Ola's S1 X+ Achieves Key Certification
Ola Electric has reached a significant milestone with the International Centre for Automotive Technology (ICAT) certifying its mass-market S1 X+ electric scooter (5.2kWh model). This approval clears the way for wider sales. The scooter is equipped with Ola's own 4680 Bharat Cell battery technology. This new battery aims to provide higher energy density and better thermal performance. The S1 X+ is now set to offer the longest range in Ola's mass-market lineup, with a claimed 320 km IDC. It also reaches a top speed of 125 km/h, powered by an 11 kW mid-drive motor. Ola states this battery tech supports over 1,000 charge cycles and quicker charging, marking a key advantage as the company builds its own battery and vehicle production. Ola is expanding its battery manufacturing, including plans for a gigafactory, to boost local production.
Facing Strong Competition
Priced at an introductory Rs 1.29 lakh (ex-showroom) until April 15, 2026, the S1 X+ directly challenges rivals in the mid-price electric scooter market. Competitors include the TVS iQube (Rs 94,434 - Rs 1.71 lakh, up to 212 km range), Ather Energy's 450S (Rs 84,341 - Rs 1.58 lakh, up to 161 km range), and Hero Electric's Optima CX (Rs 83,300 - Rs 1.04 lakh). Although Ola Electric's 320 km claimed range offers a clear edge, the Indian electric two-wheeler market is recovering after a 2025 slowdown, boosted by incentives and higher fuel costs. The market is seeing consolidation, with TVS Motor, Bajaj Auto, and Ather Energy leading, supported by extensive sales and service networks.

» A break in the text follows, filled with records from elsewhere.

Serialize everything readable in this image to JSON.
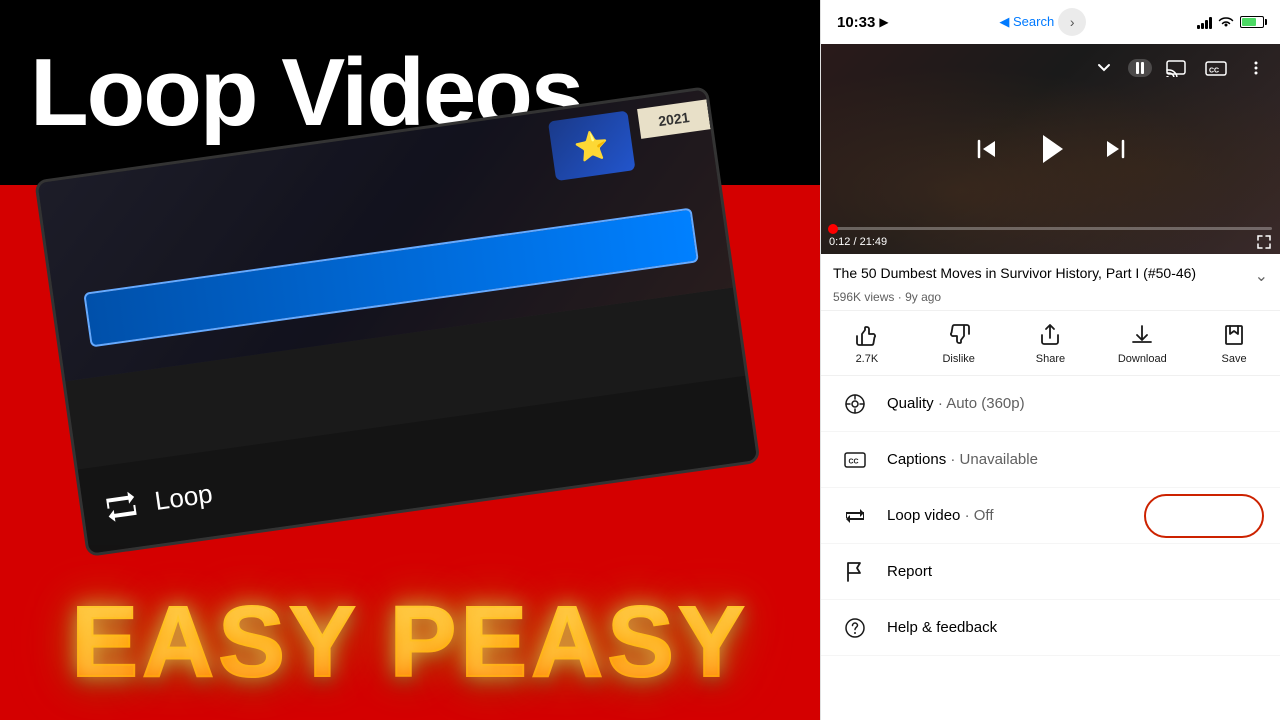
{
  "left": {
    "title": "Loop Videos",
    "subtitle": "EASY PEASY",
    "loop_label": "Loop"
  },
  "status_bar": {
    "time": "10:33",
    "location_arrow": "▶",
    "back_label": "◀ Search",
    "signal": "●●●●",
    "wifi": "wifi",
    "battery": "battery"
  },
  "video_player": {
    "current_time": "0:12",
    "total_time": "21:49"
  },
  "video_info": {
    "title": "The 50 Dumbest Moves in Survivor History, Part I (#50-46)",
    "views": "596K views",
    "age": "9y ago"
  },
  "actions": [
    {
      "icon": "👍",
      "label": "2.7K"
    },
    {
      "icon": "👎",
      "label": "Dislike"
    },
    {
      "icon": "↗",
      "label": "Share"
    },
    {
      "icon": "⬇",
      "label": "Download"
    },
    {
      "icon": "✚",
      "label": "Save"
    }
  ],
  "menu_items": [
    {
      "id": "quality",
      "label": "Quality",
      "value": "Auto (360p)"
    },
    {
      "id": "captions",
      "label": "Captions",
      "value": "Unavailable"
    },
    {
      "id": "loop",
      "label": "Loop video",
      "value": "Off"
    },
    {
      "id": "report",
      "label": "Report",
      "value": ""
    },
    {
      "id": "help",
      "label": "Help & feedback",
      "value": ""
    }
  ]
}
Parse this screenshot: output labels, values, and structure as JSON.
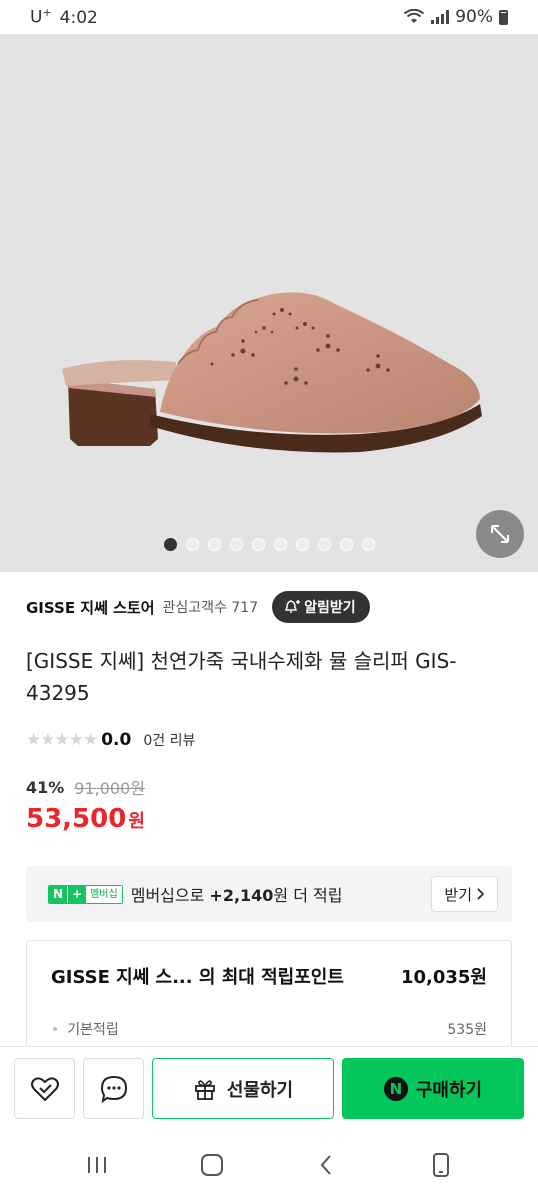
{
  "status_bar": {
    "carrier": "U",
    "carrier_sup": "+",
    "time": "4:02",
    "battery": "90%"
  },
  "gallery": {
    "dot_count": 10,
    "active_index": 0
  },
  "store": {
    "name": "GISSE 지쎄 스토어",
    "fans": "관심고객수 717",
    "notify_label": "알림받기"
  },
  "product": {
    "title": "[GISSE 지쎄] 천연가죽 국내수제화 뮬 슬리퍼 GIS-43295",
    "stars": "★★★★★",
    "score": "0.0",
    "reviews": "0건 리뷰",
    "discount": "41%",
    "original_price": "91,000원",
    "price": "53,500",
    "currency": "원"
  },
  "membership": {
    "badge_n": "N",
    "badge_plus": "+",
    "badge_label": "멤버십",
    "text_prefix": "멤버십으로 ",
    "points": "+2,140",
    "text_suffix": "원 더 적립",
    "receive_label": "받기"
  },
  "points_card": {
    "heading": "GISSE 지쎄 스...  의 최대 적립포인트",
    "total": "10,035원",
    "rows": [
      {
        "label": "기본적립",
        "value": "535원"
      }
    ]
  },
  "actions": {
    "gift_label": "선물하기",
    "buy_n": "N",
    "buy_label": "구매하기"
  },
  "colors": {
    "accent_green": "#03c75a",
    "price_red": "#e8262d",
    "hero_bg": "#e3e3e3"
  }
}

Mounting Financial Pressures
Beneath the tech advancements, Ola Electric is struggling with serious financial issues. Ola Consumer, the parent company, saw operating revenue drop 42% to Rs 1,171 crore in FY25, and net losses nearly doubled to Rs 662 crore. Ola Electric's own consolidated revenue fell to Rs 4,514 crore in FY25 from Rs 5,010 crore in FY24, with its net loss growing to Rs 2,276 crore from Rs 1,584 crore. Ola's share of the electric two-wheeler market has shrunk considerably, down to 18% in May 2026 from 48% a year earlier, despite its tech investments and a $5 billion valuation in March 2025. Parent ANI Technologies has also faced criticism for late financial reports and governance issues, sparking concerns about its operations and transparency. The use of introductory pricing for new models points to pressure to boost sales in a crowded market.
Looking Ahead
Ola Electric plans to keep building its integrated manufacturing, focusing heavily on in-house battery cell output. Reports suggest the company is preparing for an IPO and seeking more funding for growth. The success of models like the S1 X+ will be key to proving its technology-first mass-market approach. However, the company must find a way to become profitable by tackling tough competition, improving its cost efficiency, and rebuilding trust regarding its financial stability. How Ola Electric turns its technical strengths into lasting market gains and financial recovery will be a major focus for investors and customers.